There is no evidence of the circumstances under which the "note" payable by petitioner's corporation to petitioners was executed or of the circumstances under which the advances allegedly represented by the note were made. The only testimony in the record is that the accountant who prepared petitioners' return, on October 15, 1989, made a decision to write-off the corporate note because, in his opinion, the note was of no value. His opinion was based on the loss reported on the 1988 corporate tax return and his belief that the corporation was losing money during 1989. He testified that he advised petitioner to file a bankruptcy petition, but petitioner declined to do so. The accountant did not have any knowledge of the alleged debt as of December 31, 1988, because he was not petitioners' accountant at that time.

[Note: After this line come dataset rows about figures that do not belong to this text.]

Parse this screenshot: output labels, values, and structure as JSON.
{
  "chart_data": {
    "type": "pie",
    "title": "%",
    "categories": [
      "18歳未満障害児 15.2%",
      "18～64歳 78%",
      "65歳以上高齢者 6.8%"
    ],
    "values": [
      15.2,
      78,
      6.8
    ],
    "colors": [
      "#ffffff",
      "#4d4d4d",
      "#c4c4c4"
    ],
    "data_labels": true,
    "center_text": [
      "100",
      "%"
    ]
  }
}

Petitioners have totally failed to satisfy their burden of proof. Although their tax return treatment suggests that they are claiming a loss under section 166(d)(1)(B), they have not established the amount of advances to the corporation, that the advances were a bona fide debt rather than a capital contribution, or that the alleged debt became worthless during 1988. See Hardman v. United States [87-2 USTC ╤ 9523], 827 F.2d 1409, 1411-1412 (9th Cir. 1987); A. R. Lantz Co. v. United States [70-1 USTC ╤ 9308], 424 F.2d 1330 (9th Cir. 1970). If the advances were a capital contribution, they could not be deducted prior to the time that petitioner's interest in the corporation became totally worthless. See sec. 165(g)(1); sec. 1.165-5(c), Income Tax Regs. "A mere shrinkage in the value of the stock owned by the taxpayer, even though extensive, does not give rise to a deduction * * * if the stock has any recognizable value on the date claimed as the date of loss." Sec. 1.165-4(a), Income Tax Regs. The speculation of petitioners' accountant is inadequate for this purpose. The continuation of the business after 1989 suggests that it was premature to claim any deduction for 1988, regardless of the correct characterization of any advances actually made by petitioners to their corporation.

To reflect the stipulation and settlement of other issues,

Decision will be entered under Rule 155.